Il Fatto intervista Fabio Liberatori, autore di 14 colonne sonore di Verdone. «Ci acquattavamo all’uscita dalle sale, nei cespugli, per sentire i commenti degli spettatori»

«Dalla era un genio. A volte registrava l’eco di una chitarra in bagno, perché lì c’era un riverbero ideale»
Db Milano 11/11/2009 - presentazione libro Lucio Dalla / Foto Daniele Buffa/Image nella foto Lucio Dalla

Spesso un film diventa celebre non tanto per le scene proiettate sul grande schermo, o almeno non solo. A volte le pellicole restano indelebili nella memoria degli spettatori anche per le loro colonne sonore. Il Fatto Quotidiano intervista Fabio Liberatori, uno dei fondatori degli Stadio. Ha lavorato con Lucio Dalla, Ron, De Gregori. Dal 1982 ha fatto il suo esordio come compositore di colonne sonore, scrivendo, con Dalla e gli Stadio, le musiche per il film
di Carlo Verdone, “Borotalco” e iniziando un sodalizio lungo 14 pellicole.
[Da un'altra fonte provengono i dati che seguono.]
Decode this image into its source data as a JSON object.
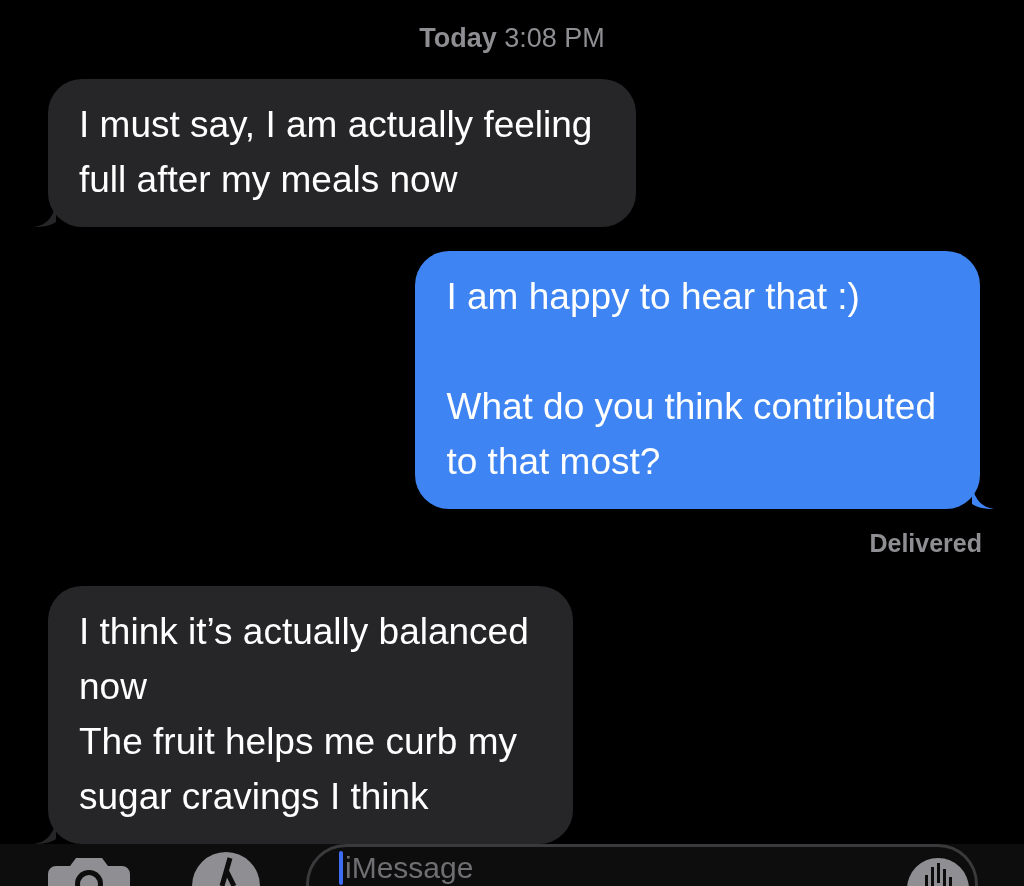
{
  "timestamp": "**Today** 3:08 PM",
  "messages": [
    {
      "kind": "received",
      "text": "I must say, I am actually feeling\nfull after my meals now"
    },
    {
      "kind": "sent",
      "text": "I am happy to hear that :)\n\nWhat do you think contributed\nto that most?",
      "status": "Delivered"
    },
    {
      "kind": "received",
      "text": "I think it’s actually balanced\nnow\nThe fruit helps me curb my\nsugar cravings I think"
    }
  ],
  "composer": {
    "placeholder": "iMessage"
  }
}
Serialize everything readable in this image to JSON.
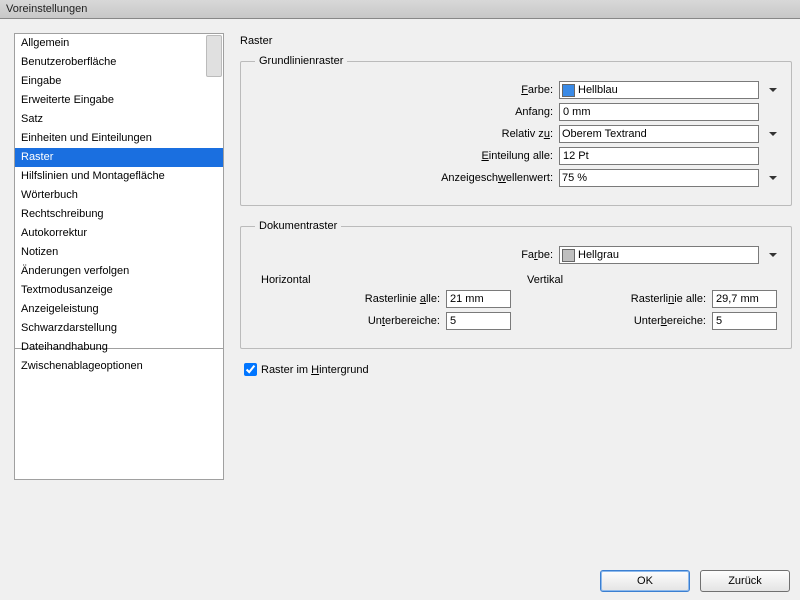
{
  "window": {
    "title": "Voreinstellungen"
  },
  "sidebar": {
    "items": [
      {
        "label": "Allgemein",
        "selected": false
      },
      {
        "label": "Benutzeroberfläche",
        "selected": false
      },
      {
        "label": "Eingabe",
        "selected": false
      },
      {
        "label": "Erweiterte Eingabe",
        "selected": false
      },
      {
        "label": "Satz",
        "selected": false
      },
      {
        "label": "Einheiten und Einteilungen",
        "selected": false
      },
      {
        "label": "Raster",
        "selected": true
      },
      {
        "label": "Hilfslinien und Montagefläche",
        "selected": false
      },
      {
        "label": "Wörterbuch",
        "selected": false
      },
      {
        "label": "Rechtschreibung",
        "selected": false
      },
      {
        "label": "Autokorrektur",
        "selected": false
      },
      {
        "label": "Notizen",
        "selected": false
      },
      {
        "label": "Änderungen verfolgen",
        "selected": false
      },
      {
        "label": "Textmodusanzeige",
        "selected": false
      },
      {
        "label": "Anzeigeleistung",
        "selected": false
      },
      {
        "label": "Schwarzdarstellung",
        "selected": false
      },
      {
        "label": "Dateihandhabung",
        "selected": false
      },
      {
        "label": "Zwischenablageoptionen",
        "selected": false
      }
    ]
  },
  "panel": {
    "title": "Raster",
    "baseline": {
      "legend": "Grundlinienraster",
      "color_label": "Farbe:",
      "color_value": "Hellblau",
      "color_hex": "#3a8ae6",
      "start_label": "Anfang:",
      "start_value": "0 mm",
      "relative_label": "Relativ zu:",
      "relative_value": "Oberem Textrand",
      "increment_label": "Einteilung alle:",
      "increment_value": "12 Pt",
      "threshold_label": "Anzeigeschwellenwert:",
      "threshold_value": "75 %"
    },
    "document": {
      "legend": "Dokumentraster",
      "color_label": "Farbe:",
      "color_value": "Hellgrau",
      "color_hex": "#bfbfbf",
      "horizontal_label": "Horizontal",
      "vertical_label": "Vertikal",
      "gridline_label": "Rasterlinie alle:",
      "subdiv_label": "Unterbereiche:",
      "h_gridline": "21 mm",
      "h_subdiv": "5",
      "v_gridline": "29,7 mm",
      "v_subdiv": "5"
    },
    "grids_back_checked": true,
    "grids_back_pre": "Raster im ",
    "grids_back_u": "H",
    "grids_back_post": "intergrund"
  },
  "buttons": {
    "ok": "OK",
    "back": "Zurück"
  }
}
«Ci acquattavamo all’uscita dalle sale, a volte addirittura nei cespugli, se ce n’erano. Io, Carlo, Christian De Sica. Ascoltavamo i commenti degli spettatori. Se erano lusinghieri tornavamo a respirare».

Liberatori racconta che le colonne sonore dei film di Verdone sono ancora ricercatissime

«C’è una richiesta pazzesca da parte degli appassionati per la pubblicazione delle musiche dei classici verdoniani. Mi scrivono: chiudiamo gli occhi ed è come rivedere la pellicola. Io ho lavorato 14 volte con lui, compresa la prima stagione della serie Vita da Carlo».

Il musicista ha collaborato anche con Lucio Dalla in alcuni dei suoi album più famosi: Anidride Solforosa, Come è profondo il mare.

«Dalla era un genio, partoriva idee che parevano bislacche, ma funzionavano. Se pretendeva che l’eco di una chitarra andasse registrato in bagno, perché lì c’era un riverbero ideale, ti chiedevi se stesse prendendoti in giro. Salvo accorgerti, dopo, che era esattamente come se lo era immaginato lui. Il che non toglie che Lucio fosse un formidabile burlone. Si metteva d’accordo con i tecnici e faceva togliere suoni agli strumenti: noi impazzivamo per individuare la fonte del misterioso guasto. Oppure organizzava telefonate fantasma: correvi a rispondere e non c’era nessuno».

Con Dalla, De Gregori e Ron, nel 1979 Liberatori condivise il palco, nel memorabile tour Banana Republic.

«In ogni stadio c’erano decine di migliaia di persone desiderose di stare insieme, un po’ come oggi. Prima dei concerti non c’erano liturgie scaramantiche, se escludiamo il bicchiere di rosso frizzantino, sempre lo stesso, con cui Lucio brindava. Io e Curreri, a quel punto, eravamo già sugli scalini che ci portavano in scena, ansiosi di scoprire se caldo e umidità avessero scordato le nostre tastiere, soprattutto quelle elettroniche. Non c’era la tecnologia odierna, né i trucchi computerizzati dei live del 2022. Ogni sera era una rocambolesca avventura».